The Fairness of Love
Songs 7:6
How fair and how pleasant are you, O love, for delights!


The commendations of the bride's beauty, which occur in the early verses of this chapter, lead up to the exclamation - so much in harmony with the whole spirit of the Canticles - concerning the fairness, the pleasantness, the delightsomeness, of true love.

I. THE BEAUTY AND GOOD SERVICE OF LOVE, AS A SENTIMENT IN THE HUMAN HEART AND AS A BOND IN HUMAN SOCIETY. As distinguished from mere carnal passion, that conjugal love which is pictured as subsisting between the king and his spouse is justly in this Song of Songs represented as of the purest and highest excellence. It is true that religion and morality put a restraint upon the natural impulses, and the Bible abounds with warnings against yielding to the temptations which are favoured by human nature and by sinful society. But if the way of virtue be a narrow way, it is not without flowers by its borders, both fair and fragrant. The path of self-government and self-denial is a path which has pleasures of its own. And one aim of this Book of Canticles, one justification for its place in canonical Scripture, appears to be its effective depicting of the pure joys of human affection. Where marriage is the result of personal preference and sincere attachment, and where it is entered upon under the guidance of sober reason and forethought, it may well be expected to yield delights. Toil, anxieties, mutual forbearance and self-sacrifice, the endurance in common of life's cares and sorrows, so far from extinguishing love, may refine and hallow it. And maturity of character and spiritual discipline and strength will prove more than a compensation for the abandonment of the "primrose path" of pleasure, in which the unspiritual find their joys. The family and the home are the scene and the embodiment of wedded love. And they are the very basis of human society, the condition and mean's of true human progress, the earnest of a higher state of Christian civilization in the future.

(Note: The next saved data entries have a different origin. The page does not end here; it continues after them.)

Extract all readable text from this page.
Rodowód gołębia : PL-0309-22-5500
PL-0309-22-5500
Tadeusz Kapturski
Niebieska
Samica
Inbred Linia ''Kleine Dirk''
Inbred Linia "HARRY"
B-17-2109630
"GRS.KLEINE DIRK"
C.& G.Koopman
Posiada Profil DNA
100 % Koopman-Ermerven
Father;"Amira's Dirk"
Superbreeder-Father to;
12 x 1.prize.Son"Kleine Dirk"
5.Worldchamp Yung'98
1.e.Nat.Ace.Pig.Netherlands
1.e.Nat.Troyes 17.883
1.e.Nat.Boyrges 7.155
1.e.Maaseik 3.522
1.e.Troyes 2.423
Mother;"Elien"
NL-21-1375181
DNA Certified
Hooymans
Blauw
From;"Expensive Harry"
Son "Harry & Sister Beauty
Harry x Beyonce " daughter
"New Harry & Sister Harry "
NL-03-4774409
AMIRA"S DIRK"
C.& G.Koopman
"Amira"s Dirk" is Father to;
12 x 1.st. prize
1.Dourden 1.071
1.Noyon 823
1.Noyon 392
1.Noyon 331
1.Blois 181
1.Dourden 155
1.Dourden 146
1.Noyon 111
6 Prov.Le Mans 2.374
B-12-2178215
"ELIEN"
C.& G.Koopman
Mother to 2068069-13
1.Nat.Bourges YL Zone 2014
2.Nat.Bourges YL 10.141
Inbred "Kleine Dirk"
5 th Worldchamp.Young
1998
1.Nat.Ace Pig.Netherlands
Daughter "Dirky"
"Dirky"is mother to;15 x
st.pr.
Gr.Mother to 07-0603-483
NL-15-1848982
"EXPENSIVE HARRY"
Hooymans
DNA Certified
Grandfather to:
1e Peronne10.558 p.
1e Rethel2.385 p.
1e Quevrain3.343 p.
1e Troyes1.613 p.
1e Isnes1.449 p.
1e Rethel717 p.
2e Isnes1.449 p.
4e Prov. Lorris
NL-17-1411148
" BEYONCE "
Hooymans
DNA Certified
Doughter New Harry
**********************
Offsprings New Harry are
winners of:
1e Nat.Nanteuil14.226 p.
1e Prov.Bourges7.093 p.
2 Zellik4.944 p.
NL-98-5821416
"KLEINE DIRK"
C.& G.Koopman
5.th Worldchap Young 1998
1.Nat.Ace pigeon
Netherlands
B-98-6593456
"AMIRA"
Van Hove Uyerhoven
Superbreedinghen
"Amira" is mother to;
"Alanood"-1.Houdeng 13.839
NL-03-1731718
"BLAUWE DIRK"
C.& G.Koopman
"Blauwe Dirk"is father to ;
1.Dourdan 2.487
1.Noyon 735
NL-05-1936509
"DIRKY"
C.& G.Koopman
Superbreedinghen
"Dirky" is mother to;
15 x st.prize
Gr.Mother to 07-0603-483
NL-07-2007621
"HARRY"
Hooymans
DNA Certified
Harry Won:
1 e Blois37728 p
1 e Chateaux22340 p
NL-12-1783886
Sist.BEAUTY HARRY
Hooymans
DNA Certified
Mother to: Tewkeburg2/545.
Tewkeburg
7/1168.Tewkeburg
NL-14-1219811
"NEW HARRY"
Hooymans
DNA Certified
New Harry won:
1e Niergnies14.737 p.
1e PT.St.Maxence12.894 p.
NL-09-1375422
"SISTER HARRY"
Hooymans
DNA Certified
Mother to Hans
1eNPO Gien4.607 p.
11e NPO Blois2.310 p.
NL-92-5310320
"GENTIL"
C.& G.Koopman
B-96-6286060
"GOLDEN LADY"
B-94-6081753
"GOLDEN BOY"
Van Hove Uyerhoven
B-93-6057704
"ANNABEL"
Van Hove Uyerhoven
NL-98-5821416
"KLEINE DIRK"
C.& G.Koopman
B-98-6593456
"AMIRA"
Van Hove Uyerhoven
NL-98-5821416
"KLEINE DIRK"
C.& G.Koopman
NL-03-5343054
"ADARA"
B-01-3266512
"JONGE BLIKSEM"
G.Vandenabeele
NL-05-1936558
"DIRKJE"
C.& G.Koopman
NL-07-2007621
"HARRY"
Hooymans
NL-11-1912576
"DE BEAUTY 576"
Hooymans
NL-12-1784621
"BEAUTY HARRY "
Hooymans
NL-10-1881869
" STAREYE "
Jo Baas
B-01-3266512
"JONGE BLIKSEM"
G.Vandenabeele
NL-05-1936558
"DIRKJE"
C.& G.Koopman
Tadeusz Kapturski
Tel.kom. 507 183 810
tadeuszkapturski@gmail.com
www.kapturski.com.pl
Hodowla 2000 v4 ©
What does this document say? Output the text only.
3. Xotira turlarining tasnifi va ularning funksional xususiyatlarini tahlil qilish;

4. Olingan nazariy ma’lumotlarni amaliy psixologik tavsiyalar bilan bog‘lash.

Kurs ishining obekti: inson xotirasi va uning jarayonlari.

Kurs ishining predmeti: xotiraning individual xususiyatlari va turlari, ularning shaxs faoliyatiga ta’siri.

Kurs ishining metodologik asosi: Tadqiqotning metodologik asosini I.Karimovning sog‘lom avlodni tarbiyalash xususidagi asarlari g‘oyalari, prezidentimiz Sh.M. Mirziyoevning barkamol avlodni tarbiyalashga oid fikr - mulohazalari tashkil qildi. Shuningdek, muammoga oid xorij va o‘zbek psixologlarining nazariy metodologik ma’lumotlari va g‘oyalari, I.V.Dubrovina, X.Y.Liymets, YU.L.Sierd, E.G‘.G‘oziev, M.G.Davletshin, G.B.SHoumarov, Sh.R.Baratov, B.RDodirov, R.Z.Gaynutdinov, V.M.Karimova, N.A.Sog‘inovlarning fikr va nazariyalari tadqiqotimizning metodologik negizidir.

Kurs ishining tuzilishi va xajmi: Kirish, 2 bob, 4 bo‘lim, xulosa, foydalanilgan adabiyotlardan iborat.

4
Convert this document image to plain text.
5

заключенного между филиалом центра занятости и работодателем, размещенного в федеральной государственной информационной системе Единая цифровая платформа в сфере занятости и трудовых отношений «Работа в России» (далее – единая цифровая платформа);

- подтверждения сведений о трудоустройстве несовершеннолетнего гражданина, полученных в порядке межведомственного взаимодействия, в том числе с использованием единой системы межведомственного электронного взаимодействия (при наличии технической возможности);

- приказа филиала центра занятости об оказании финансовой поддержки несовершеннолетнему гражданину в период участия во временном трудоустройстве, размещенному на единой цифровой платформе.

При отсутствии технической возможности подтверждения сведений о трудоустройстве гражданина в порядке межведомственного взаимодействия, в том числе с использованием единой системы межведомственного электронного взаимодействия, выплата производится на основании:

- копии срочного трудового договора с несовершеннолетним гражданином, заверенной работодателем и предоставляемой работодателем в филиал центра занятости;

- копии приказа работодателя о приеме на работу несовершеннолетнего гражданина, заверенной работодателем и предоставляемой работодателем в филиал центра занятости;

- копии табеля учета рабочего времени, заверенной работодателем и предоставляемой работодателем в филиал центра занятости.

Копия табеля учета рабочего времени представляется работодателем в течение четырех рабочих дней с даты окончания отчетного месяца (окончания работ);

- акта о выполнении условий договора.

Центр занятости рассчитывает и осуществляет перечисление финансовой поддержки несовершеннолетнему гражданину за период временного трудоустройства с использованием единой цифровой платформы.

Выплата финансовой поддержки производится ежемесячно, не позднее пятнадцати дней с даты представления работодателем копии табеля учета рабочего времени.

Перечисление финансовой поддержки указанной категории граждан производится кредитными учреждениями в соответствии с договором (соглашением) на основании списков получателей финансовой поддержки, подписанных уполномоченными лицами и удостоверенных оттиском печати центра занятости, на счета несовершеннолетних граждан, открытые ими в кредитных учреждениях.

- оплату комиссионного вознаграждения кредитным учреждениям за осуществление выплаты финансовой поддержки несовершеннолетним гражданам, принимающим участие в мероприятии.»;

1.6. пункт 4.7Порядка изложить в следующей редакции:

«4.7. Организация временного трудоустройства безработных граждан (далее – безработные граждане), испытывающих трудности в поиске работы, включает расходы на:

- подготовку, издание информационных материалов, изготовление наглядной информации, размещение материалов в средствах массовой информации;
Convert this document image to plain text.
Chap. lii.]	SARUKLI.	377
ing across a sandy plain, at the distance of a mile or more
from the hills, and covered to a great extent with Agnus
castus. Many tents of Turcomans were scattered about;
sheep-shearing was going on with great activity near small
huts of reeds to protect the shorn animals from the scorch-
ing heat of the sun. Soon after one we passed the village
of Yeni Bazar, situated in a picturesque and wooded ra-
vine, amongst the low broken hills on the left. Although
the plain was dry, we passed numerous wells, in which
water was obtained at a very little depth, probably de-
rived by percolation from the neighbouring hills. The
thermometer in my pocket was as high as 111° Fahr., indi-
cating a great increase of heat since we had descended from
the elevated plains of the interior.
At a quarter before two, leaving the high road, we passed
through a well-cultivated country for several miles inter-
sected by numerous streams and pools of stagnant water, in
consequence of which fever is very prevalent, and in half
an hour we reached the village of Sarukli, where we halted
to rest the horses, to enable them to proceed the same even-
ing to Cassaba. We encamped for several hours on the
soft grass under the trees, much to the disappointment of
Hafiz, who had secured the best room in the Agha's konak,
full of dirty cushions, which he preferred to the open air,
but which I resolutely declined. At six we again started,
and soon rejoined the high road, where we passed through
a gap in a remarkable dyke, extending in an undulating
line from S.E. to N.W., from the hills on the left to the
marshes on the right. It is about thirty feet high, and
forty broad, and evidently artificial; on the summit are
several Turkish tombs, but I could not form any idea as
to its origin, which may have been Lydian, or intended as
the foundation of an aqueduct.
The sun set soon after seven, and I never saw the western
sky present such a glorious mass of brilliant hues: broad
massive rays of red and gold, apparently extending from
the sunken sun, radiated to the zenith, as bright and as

II. HUMAN LOVE IS THE EMBLEM OF THE DIVINE LOVE WHICH UNITES THE SOUL AND THE SAVIOUR, AND WHICH IS THE SOURCE OF SPIRITUAL AND HEAVENLY JOYS. The highest purpose of that affinity which binds heart to heart is to elicit emotions, and to lead to relations with which our highest welfare here and hereafter is associated. They who read this Book of Canticles without recognizing the divinely appointed connection in question miss not only a literary charm, but a spiritual truth and law. It is to be feared that in the view of some, human love, such as should exist between husband and wife, appears a profane and common, if not a foolish, thing. But God is not honoured by the disparagement of his own provisions and plans. If he has made love so important a factor in human life, he has done so, we may be sure, with a purpose worthy of himself, his wisdom, and grace. As earthly love is elevated and purified by the Divine discipline of this earthly existence, it comes to symbolize, with ever-growing force, the profound affection which subsists between Christ and his Church. And this significance is recognized in the language of St. Paul and St. John regarding the bride and spouse of the Saviour. With reference to the emotions which are cherished by Christ towards his chosen and beloved people, and by his people towards him to whom they are indebted for all they have and for all they hope for, how appropriate is the exclamation, "How fair and how pleasant art thou, O love, for delights!" Divine love is the source of Divine joy. It is immortal love which is the earnest of "pleasures forevermore." - T.



Parallel Verses
KJV: How fair and how pleasant art thou, O love, for delights!

WEB: How beautiful and how pleasant you are, love, for delights!